The other night while watching “Last American Cowboy” I was transported to the Nevada Desert–a place I love but cannot afford to visit now–when clouds shaped like fish scales, backlit by the sun and unidistant from one another, crossed the wide sky. The narrator’s voice faded and in its place I heard the growl of tires on volcanic rock as our Land Rover rolled around the east end of Rye Patch Resevoir across Antelope Plains, destined for Rosebud Canyon. I felt the tension in my body–anticipation–as I prepared to encounter the Nevada high desert. This in spite of the fact that I was snug in my living room and the sky might be the only thing shared between the setting of “Last American Cowboy”–Montana–and Nevada.
The northern Nevada Desert is perhaps one of the least glamorous places in the western United States. It lacks the drama of Utah’s arches, Colorado’s canyons and rivers, New Mexico’s mesas, Arizona’s Anasazi cliff dwellings. In northern Nevada, abundant turquoise and crystals promising renewal do not nest in shops under hand-hewn beams. Most establishments are connected to casinos: dark, smokey, draining. And apparently not even northern Nevada’s ghost towns can redeem it: last summer in Winnemucca I bought a big glossy copy of “American Cowboy” boasting a feature on western ghost towns, hoping it would direct us to one nearby but “American Cowboy” snubbed the entire State; Montana, however, did make the cut.

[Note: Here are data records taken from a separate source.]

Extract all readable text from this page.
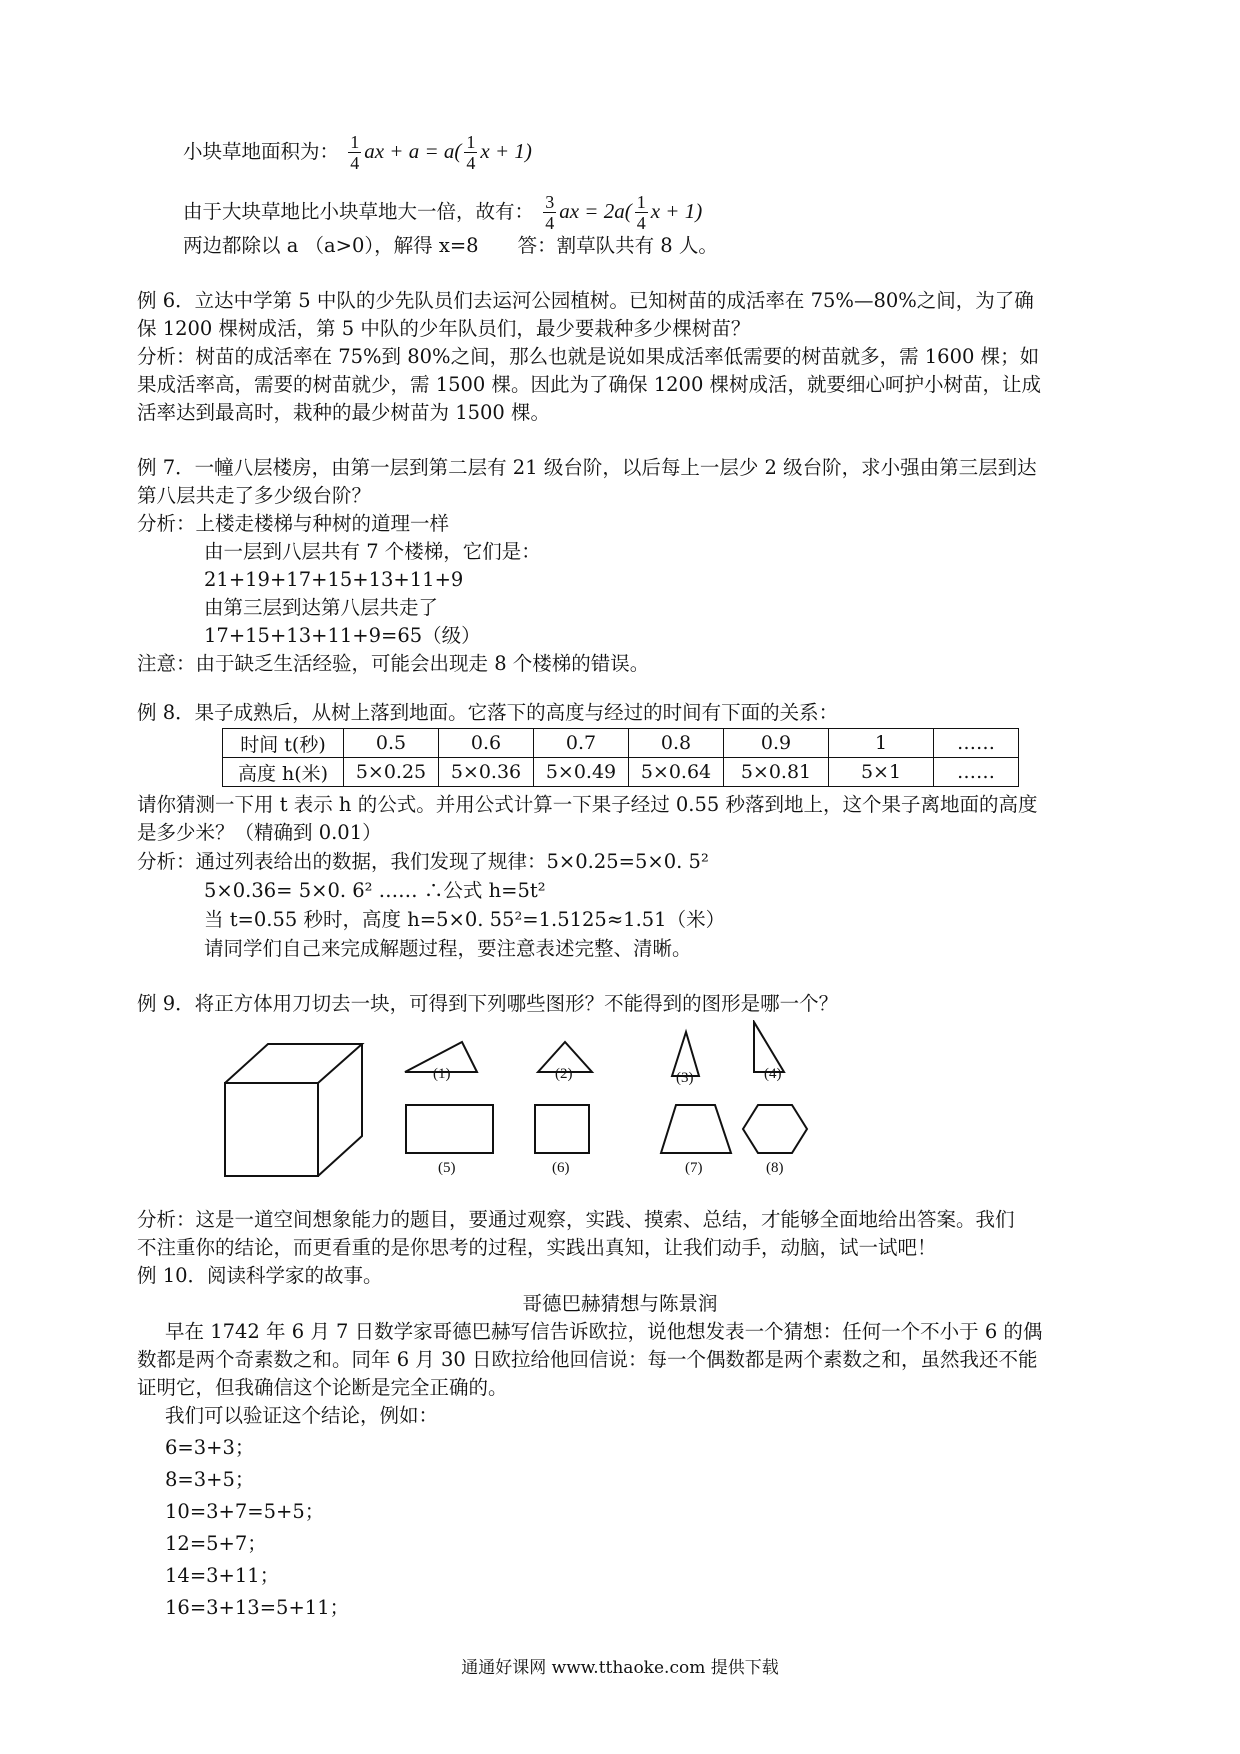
小块草地面积为： $\frac{1}{4}$ ax + $a = a( \frac{1}{4}$ x + 1)
由于大块草地比小块草地大一倍，故有： $\frac{3}{4}$ ax = $2a( \frac{1}{4}$ x + 1)
两边都除以 a （a>0），解得 x=8　　答：割草队共有 8 人。
例 6．立达中学第 5 中队的少先队员们去运河公园植树。已知树苗的成活率在 75%—80%之间，为了确
保 1200 棵树成活，第 5 中队的少年队员们，最少要栽种多少棵树苗？
分析：树苗的成活率在 75%到 80%之间，那么也就是说如果成活率低需要的树苗就多，需 1600 棵；如
果成活率高，需要的树苗就少，需 1500 棵。因此为了确保 1200 棵树成活，就要细心呵护小树苗，让成
活率达到最高时，栽种的最少树苗为 1500 棵。
例 7．一幢八层楼房，由第一层到第二层有 21 级台阶，以后每上一层少 2 级台阶，求小强由第三层到达
第八层共走了多少级台阶？
分析：上楼走楼梯与种树的道理一样
由一层到八层共有 7 个楼梯，它们是：
21+19+17+15+13+11+9
由第三层到达第八层共走了
17+15+13+11+9=65（级）
注意：由于缺乏生活经验，可能会出现走 8 个楼梯的错误。
例 8．果子成熟后，从树上落到地面。它落下的高度与经过的时间有下面的关系：
时间 t(秒)	0.5	0.6	0.7	0.8	0.9	1	……
高度 h(米)	5×0.25	5×0.36	5×0.49	5×0.64	5×0.81	5×1	……
请你猜测一下用 t 表示 h 的公式。并用公式计算一下果子经过 0.55 秒落到地上，这个果子离地面的高度
是多少米？（精确到 0.01）
分析：通过列表给出的数据，我们发现了规律：5×0.25=5×0. 5²
5×0.36= 5×0. 6² …… ∴公式 h=5t²
当 t=0.55 秒时，高度 h=5×0. 55²=1.5125≈1.51（米）
请同学们自己来完成解题过程，要注意表述完整、清晰。
例 9．将正方体用刀切去一块，可得到下列哪些图形？不能得到的图形是哪一个？
(1)	(2)	(3)	(4)
(5)	(6)	(7)	(8)
分析：这是一道空间想象能力的题目，要通过观察，实践、摸索、总结，才能够全面地给出答案。我们
不注重你的结论，而更看重的是你思考的过程，实践出真知，让我们动手，动脑，试一试吧！
例 10．阅读科学家的故事。
哥德巴赫猜想与陈景润
早在 1742 年 6 月 7 日数学家哥德巴赫写信告诉欧拉，说他想发表一个猜想：任何一个不小于 6 的偶
数都是两个奇素数之和。同年 6 月 30 日欧拉给他回信说：每一个偶数都是两个素数之和，虽然我还不能
证明它，但我确信这个论断是完全正确的。
我们可以验证这个结论，例如：
6=3+3；
8=3+5；
10=3+7=5+5；
12=5+7；
14=3+11；
16=3+13=5+11；
通通好课网 www.tthaoke.com 提供下载
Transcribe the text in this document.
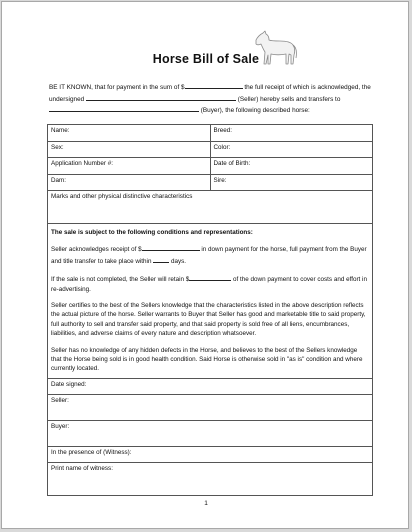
Horse Bill of Sale
BE IT KNOWN, that for payment in the sum of $	the full receipt of which is acknowledged, the undersigned	(Seller) hereby sells and transfers to  (Buyer), the following described horse:
Name:	Breed:
Sex:	Color:
Application Number #:	Date of Birth:
Dam:	Sire:
Marks and other physical distinctive characteristics	

The sale is subject to the following conditions and representations:

Seller acknowledges receipt of $ in down payment for the horse, full payment from the Buyer and title transfer to take place within days.

If the sale is not completed, the Seller will retain $ of the down payment to cover costs and effort in re-advertising.

Seller certifies to the best of the Sellers knowledge that the characteristics listed in the above description reflects the actual picture of the horse. Seller warrants to Buyer that Seller has good and marketable title to said property, full authority to sell and transfer said property, and that said property is sold free of all liens, encumbrances, liabilities, and adverse claims of every nature and description whatsoever.

Seller has no knowledge of any hidden defects in the Horse, and believes to the best of the Sellers knowledge that the Horse being sold is in good health condition. Said Horse is otherwise sold in "as is" condition and where currently located.	

Date signed:	
Seller:	
Buyer:	
In the presence of (Witness):	
Print name of witness:	
1
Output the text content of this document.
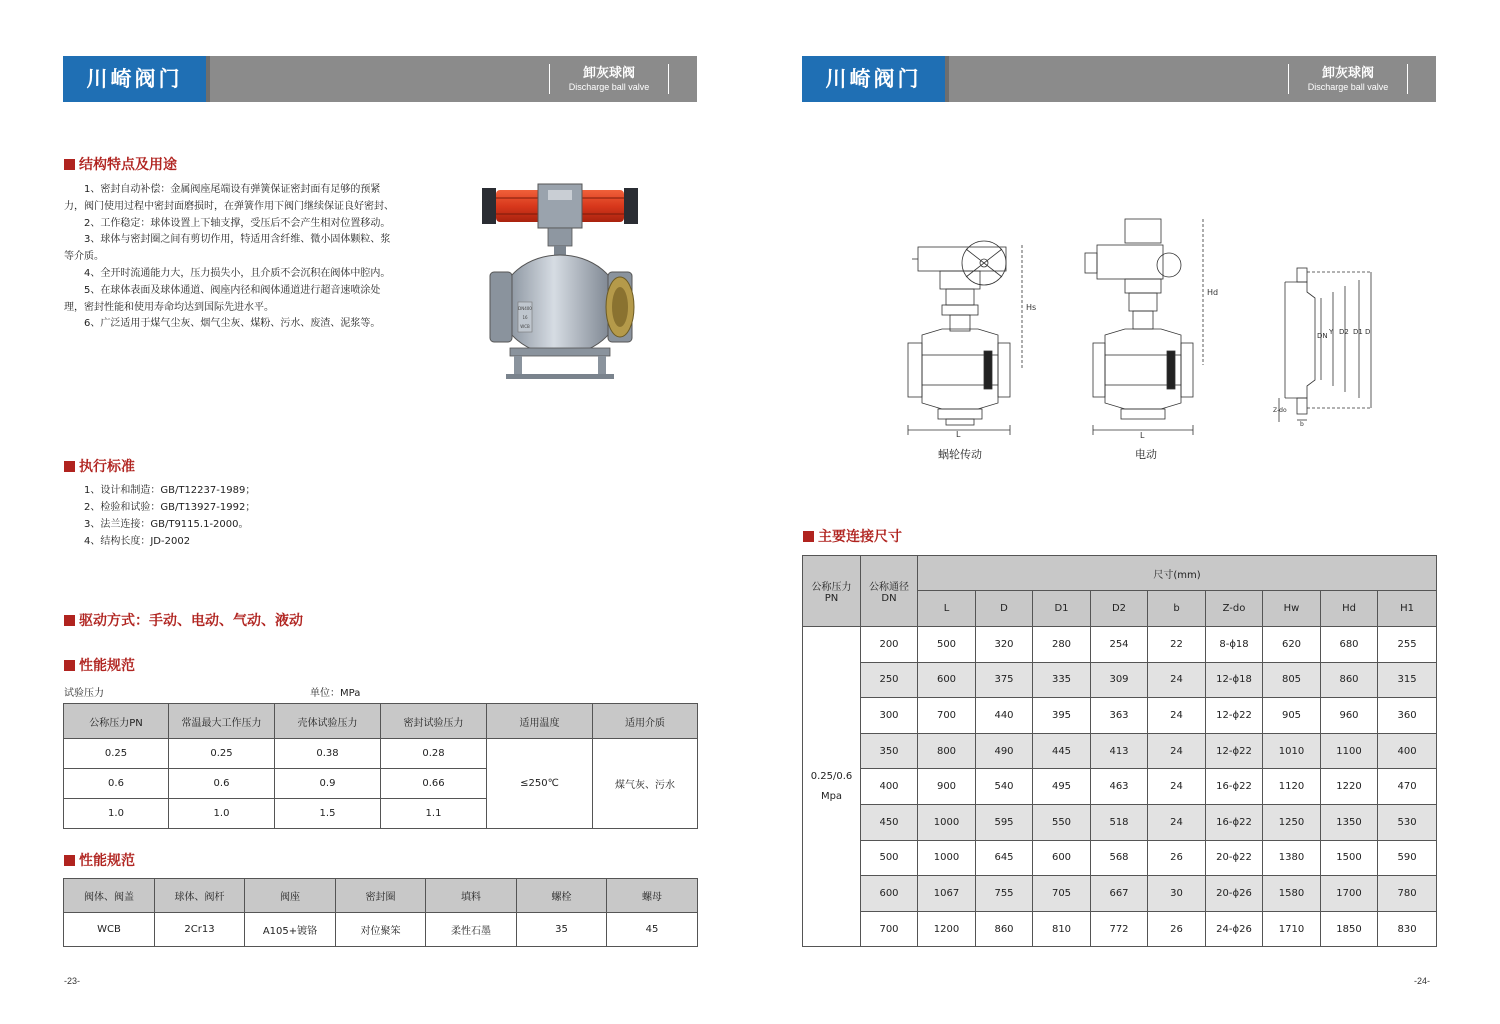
川崎阀门	卸灰球阀
Discharge ball valve
结构特点及用途

1、密封自动补偿：金属阀座尾端设有弹簧保证密封面有足够的预紧力，阀门使用过程中密封面磨损时，在弹簧作用下阀门继续保证良好密封、

2、工作稳定：球体设置上下轴支撑，受压后不会产生相对位置移动。

3、球体与密封圈之间有剪切作用，特适用含纤维、微小固体颗粒、浆等介质。

4、全开时流通能力大，压力损失小，且介质不会沉积在阀体中腔内。

5、在球体表面及球体通道、阀座内径和阀体通道进行超音速喷涂处理，密封性能和使用寿命均达到国际先进水平。

6、广泛适用于煤气尘灰、烟气尘灰、煤粉、污水、废渣、泥浆等。

DN400
16
WCB
执行标准

1、设计和制造：GB/T12237-1989；

2、检验和试验：GB/T13927-1992；

3、法兰连接：GB/T9115.1-2000。

4、结构长度：JD-2002

驱动方式：手动、电动、气动、液动
性能规范
试验压力	单位：MPa
公称压力PN	常温最大工作压力	壳体试验压力	密封试验压力	适用温度	适用介质
0.25	0.25	0.38	0.28	≤250℃	煤气灰、污水
0.6	0.6	0.9	0.66		
1.0	1.0	1.5	1.1		
性能规范
阀体、阀盖	球体、阀杆	阀座	密封圈	填料	螺栓	螺母
WCB	2Cr13	A105+镀铬	对位聚笨	柔性石墨	35	45
-23-
川崎阀门	卸灰球阀
Discharge ball valve
Hs
L
蜗轮传动
Hd
L
电动
DN Y D2 D1 D
Z-do
b
主要连接尺寸
公称压力PN	公称通径DN	尺寸(mm)								
		L	D	D1	D2	b	Z-do	Hw	Hd	H1

0.25/0.6
Mpa	200	500	320	280	254	22	8-ϕ18	620	680	255
	250	600	375	335	309	24	12-ϕ18	805	860	315
	300	700	440	395	363	24	12-ϕ22	905	960	360
	350	800	490	445	413	24	12-ϕ22	1010	1100	400
	400	900	540	495	463	24	16-ϕ22	1120	1220	470
	450	1000	595	550	518	24	16-ϕ22	1250	1350	530
	500	1000	645	600	568	26	20-ϕ22	1380	1500	590
	600	1067	755	705	667	30	20-ϕ26	1580	1700	780
	700	1200	860	810	772	26	24-ϕ26	1710	1850	830
-24-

While the Nevada high desert might be too stark for some tastes, it is perfect for mine: quiet and empty of people except for discontinuous activity along 80. What, then, is so special about it? Space, solitude, and the promise of something more. That something is God’s wild card; it is how He surprises us on the journey. In the case of the northern Nevada Desert, it could include the appearance of mustangs, antelope, coyotes, a mountain lion. Or the occurence of a break down in 100-degree heat and a rescue by strangers suddenly entrusted with your life.
In life, belief in the promise of something more derives from faith and the following story illustrates how it works:
One night several years ago my husband witnessed the death of a star. Seated beside a bonfire on a beach in central Oregon, he scanned the sky, observed a star pulsing erractically, and fixed his attention on it. “It became brighter and brighter until after a couple of hours–poof, it disappeared.” As he recounts these events he animates them, retracting his fingers into his calloused palm before jettisoning them straight out like tentacles. He repeats the action a couple of times then ends the tale with an abruptly shut fist: “Gone.”
In spite of the simplicity of my husband’s demonstration, that stellar retirement on March 29, 2003 was one of the most memorable events of his life, magnificent even to those who prepare for such events: spend millions to “see” them, record them, analyze them. Astronomists would come to deem the event not merely a supernova but a hypernova, not merely the death of a star but a “Rosetta Stone” of astronomy because it established a link between gamma ray blasts and star deaths. The gamma ray bursts were the brightest recorded to date and the star’s explosion created a black hole.
It is startling to think how easily my husband could have missed this historical event simply by dismissing the star’s pulsing and turning his attention elsewhere. So many things compete for our attention in this world–why invest in something unseen, unproven, unfulfilled?
The odds of my husband witnessing a star’s death are incomprehensible, yet what strikes me as profound about his experience is the way he attended to the star: deeply, patiently, and with faith. I hope I remember to recall this story each time I begin to feel discouraged about our present circumstances. God has posed for us a new set of trials, a new round of suffering. Now that my husband has sufficiently recovered from the symptoms of his genetic disease to be able to work, he can find no work. The economy in our region has ground to a halt or God has designated impoverishment for us. We are incrementally but certainly losing the struggle to pay our basic bills and our dream of building a home in the northern Nevada Desert is distant.
Yet, as bleak as this seems, the other night I dreamed that my husband was a motivational speaker, preparing to appear before a packed auditorium, and that I was dancing on the tips of my toes as if a seasoned ballerina.
Our faith yields the promise of something more.